Nike-Inc/hal

Logging from exception handler

JackKelly-Bellroy opened this issue · 3 comments

CC @Unisay and @lrworth, who work with me on Lambda stuff.

We've had a couple of situations where lambdas died due to unhandled exceptions thrown by handler code, leaving no apparent trace in CloudWatch logs. We could install a catch-all exception handler in our internal convenience libraries, but since hal already has a handler of last resort, we could use that to emit unhandled exceptions to stderr:

Left (Left msg) ->
-- If an exception occurs here, we want that to propogate
sendEventError rcc reqId msg

The only problem I see with this is the risk of leaking information into logs - we should discuss this.

Related: bellroy/wai-handler-hal#4 . I could provide one in wai-handler-hal, but I think that it's better fixed in hal itself.

I would agree that hal is the better place for it. This has caught my attention before and I've even on occasion had to add it myself for debugging.

The only reason I hadn't done this prior is because I was very surprised that AWS Lambda doesn't do this already--the assumption of which is why it was omitted here. I'm not sure why their runtime accepts a message along with a reported error, considering that that message then seems to disappear. I would like to understand this a bit better before completely committing to logging it (but also it's needed and been delayed long enough that I wouldn't want to hold it up too long if a suitable answer never manifests).

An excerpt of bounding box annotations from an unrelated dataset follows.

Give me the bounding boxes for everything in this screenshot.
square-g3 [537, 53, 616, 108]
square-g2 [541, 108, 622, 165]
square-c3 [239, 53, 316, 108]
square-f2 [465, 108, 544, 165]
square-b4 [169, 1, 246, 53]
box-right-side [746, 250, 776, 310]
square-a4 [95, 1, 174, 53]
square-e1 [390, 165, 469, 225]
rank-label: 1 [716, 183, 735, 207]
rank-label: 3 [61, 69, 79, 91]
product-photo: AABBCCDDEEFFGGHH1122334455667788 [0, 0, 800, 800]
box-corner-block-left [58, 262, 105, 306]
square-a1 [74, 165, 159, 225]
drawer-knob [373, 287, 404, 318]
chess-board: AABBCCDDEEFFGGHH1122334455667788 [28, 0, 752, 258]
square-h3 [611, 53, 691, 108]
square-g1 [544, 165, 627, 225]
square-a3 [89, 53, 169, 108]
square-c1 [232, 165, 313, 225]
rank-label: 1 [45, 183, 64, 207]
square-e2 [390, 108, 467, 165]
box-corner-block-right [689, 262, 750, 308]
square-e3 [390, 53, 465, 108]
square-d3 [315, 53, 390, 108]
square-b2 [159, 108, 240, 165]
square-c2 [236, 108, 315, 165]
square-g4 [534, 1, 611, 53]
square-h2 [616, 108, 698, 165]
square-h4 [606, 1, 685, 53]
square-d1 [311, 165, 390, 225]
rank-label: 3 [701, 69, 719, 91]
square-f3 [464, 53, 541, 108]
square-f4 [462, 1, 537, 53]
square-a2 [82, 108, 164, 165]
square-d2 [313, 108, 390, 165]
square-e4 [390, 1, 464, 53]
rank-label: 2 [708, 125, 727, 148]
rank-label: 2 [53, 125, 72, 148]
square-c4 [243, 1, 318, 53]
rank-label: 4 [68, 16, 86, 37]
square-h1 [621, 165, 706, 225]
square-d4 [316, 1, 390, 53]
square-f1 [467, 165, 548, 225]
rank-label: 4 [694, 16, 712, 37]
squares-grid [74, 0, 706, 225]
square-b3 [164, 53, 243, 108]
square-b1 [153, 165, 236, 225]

As for leaking information, it's certainly a risk, but I think this is something that is reasonably left to the application developer. We can call this out in the README, at least. If errors need to be sanitized, they'll need to ensure that that gets done. Also, while you don't want sensitive data in CloudWatch, this is a much safer place than something like just sending back error bodies in HTTP 5XXs where clients can see them. In theory, CloudWatch access is already a much more limited group than "arbitary clients." Risk is by no means zero, but it seems like appropriate risk to place in the hands of application developers for the benefit.

I ran an experiment, the guts of which were the following function:

newtype Request = Request Text

instance FromJSON Request where
  parseJSON = withObject "Request" $ \o ->
    Request <$> o .: "message"

main :: IO ()
main = do
  hSetBuffering stderr NoBuffering
  let t = T.pack "lol"
  mRuntime $ \(Request t) -> do
    hPutStrLn stderr $ "About to throw: " <> show t
    error $ T.unpack t :: IO ()

(Full reproduction at: https://github.com/bellroy/hal-exceptions-test )

Using the function test interface in the AWS Lambda Console, I received the following JSON response from Lambda:

{
  "errorType": "User",
  "stackTrace": [],
  "errorMessage": "kaboom!\nCallStack (from HasCallStack):\n  error, called at Main.hs:23:5 in main:Main"
}

This matches the data structure you're sending here:

setRequestBodyLBS (encode (LambdaError { errorMessage = e, stackTrace = [], errorType = "User"}))

So that explains where it goes. We just don't ever get to see it, because we're often using API Gateway (REST) APIs which call Lambda on our behalf. API GW's error handling does not appear to propagate or log the error from Lambda, possibly unless you also add $context.integrationErrorMessage to your logging. I haven't tested this with an API Gateway yet, but it could be where the Lambda error comes out of API Gateway.

All that said, I think that for all our sanity, we should probably unconditionally log exceptions just before hal reports them back to Lambda. Otherwise everything except the exception itself appears in the Lambda logs, which is frustrating and confusing. Since Lambda does report exception bodies already, we leak no additional information IMHO.